第219章 血债血偿(2 / 2)

他快步走向奶奶的房间,推开门。

房间里,奶奶静静地躺在床上,身上盖着被子,面容平和安详,像是睡着了一样。但杨序一眼就看出来——那不是睡着了。

他走到床边,轻轻握住奶奶的手。手已经冰凉,没有任何温度。他探了探鼻息——没有呼吸。又将手指搭在奶奶的手腕上——没有脉搏。

最后,他将一丝法力注入奶奶体内,仔细感知。

空的。

奶奶的体内,已经没有了魂魄的存在。

杨序的手开始颤抖。他跪在床边,紧紧握着奶奶冰凉的手,眼睛盯着奶奶安详的面容,一时间无法接受这个事实。

“怎么会……”他喃喃自语,声音沙哑,“怎么会这样……我明明已经毁掉了引煞旗,魂魄应该都回去了……为什么奶奶的魂魄没有回来……”

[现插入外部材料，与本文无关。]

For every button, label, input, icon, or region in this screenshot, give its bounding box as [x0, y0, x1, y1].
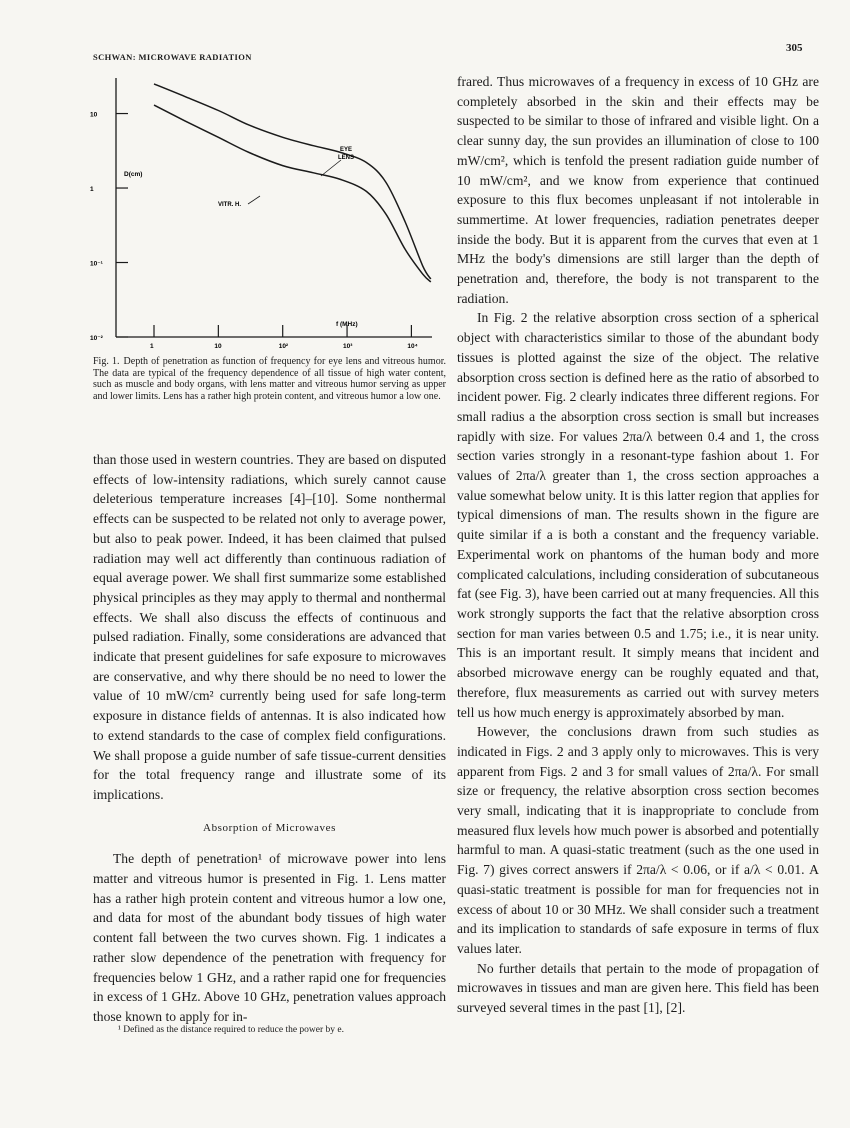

金道长也跟了进来,看到这一幕,轻声叹了口气。他走到杨序身边,拍了拍他的肩膀,声音低沉而沉重:“杨小友,节哀。你奶奶年事已高,魂魄本来就不稳固。煞气袭来时,年轻人的魂魄还能勉强抵抗,但老人家的魂魄……可能离体后就无法自行回归了。”

杨序猛地抬头,眼中布满了血丝:“可是我已经毁掉了引煞旗!所有的魂魄都应该被释放了!”

“释放是释放了,”金道长摇摇头,“但魂魄要回归身体,需要一定的牵引力。年轻人的魂魄强健,能自行找到身体回归。但老人家的魂魄虚弱……”

后面的话他没有说完,但意思已经很清楚。

杨序低下头,看着奶奶安详的面容,眼泪终于控制不住地滑落。

他想起了奶奶的笑容,想起了她讲的那些老故事,想起了她粗糙而温暖的手……

这一切,都再也感受不到了。

他将脸埋在奶奶的手边,肩膀微微颤抖,哭得像个小孩子。

金道长站在一旁,默默地看着,眼中也充满了悲痛和同情。他知道,有些遗憾,是无论如何都无法弥补的。

过了很久,杨序才缓缓抬起头。他的眼睛红肿,但眼神已经恢复了冷静——那是一种冰冷的、带着决绝的冷静。

他松开奶奶的手,从怀中拿出那根已经断成两截的引煞旗。旗子已经失去所有力量,变成普通的布片和木杆,但杨序看着它,眼中却燃起了熊熊的怒火。

“我要让他们血债血偿。”他的声音平静,但平静之下是压抑到极致的愤怒和杀意,“所有参与这件事的,所有害死奶奶的,无论是人或者鬼,我一个都不会放过。”

金道长看着杨序的眼神,心中凛然。他知道,这个年轻人已经下定了决心,而那个决心,将会带来一场腥风血雨。

接下来的几天,整个村庄都笼罩在悲痛之中。

同一天,村里有五位老人去世——都是年事已高,魂魄离体后无法回归。

整个村子一片哀伤,处处都能听到哭泣声和哀乐声。白幡在风中飘动,空气中弥漫着香烛和纸钱燃烧的味道。

杨序劝父母带着小远先回城里,但杨礼程和赵晓梅都坚决摇头。

“我们要送老人家最后一程。”杨礼程红着眼睛说,“等她下葬了,我们再回去。”

赵晓梅也抹着眼泪点头:“妈对我们这么好,我们不能就这样走。”

小远虽然还不完全理解死亡的意义,但看到大人们悲伤的样子,也安静了许多,不再像以前那样活泼爱闹。

于是,一家人留了下来,为奶奶守灵,准备后事。

杨序默默地处理着一切事务,他做得井井有条,冷静得可怕。只有夜深人静,独自一人时,他才会坐在奶奶的灵前,看着奶奶的遗像,久久不语。

金道长也留了下来,帮忙做法事超度。

他看出杨序内心的痛苦和愤怒,几次想要劝解,但最终都没有开口。

第七天,奶奶下葬了。

墓地选在村后的山上,那里可以俯瞰整个村庄。

下葬那天,天空阴沉,飘着细雨,像是在为逝者哭泣。杨序一身黑衣,站在墓前,看着棺木缓缓放入墓穴,看着黄土一点点覆盖。

他没有哭,只是静静地站着,手中紧紧握着那根断成两截的引煞旗。

当最后一捧土盖完,墓碑立起时,杨序上前,将断旗放在墓碑前。

“奶奶,您安息吧。”他低声说,“孙子向您保证,会让他们付出代价。”

说完,他深深鞠了三个躬,然后转身离去。

雨还在下,打湿了他的头发和衣服,但他毫不在意。他的背影在细雨中渐行渐远,坚定而决绝。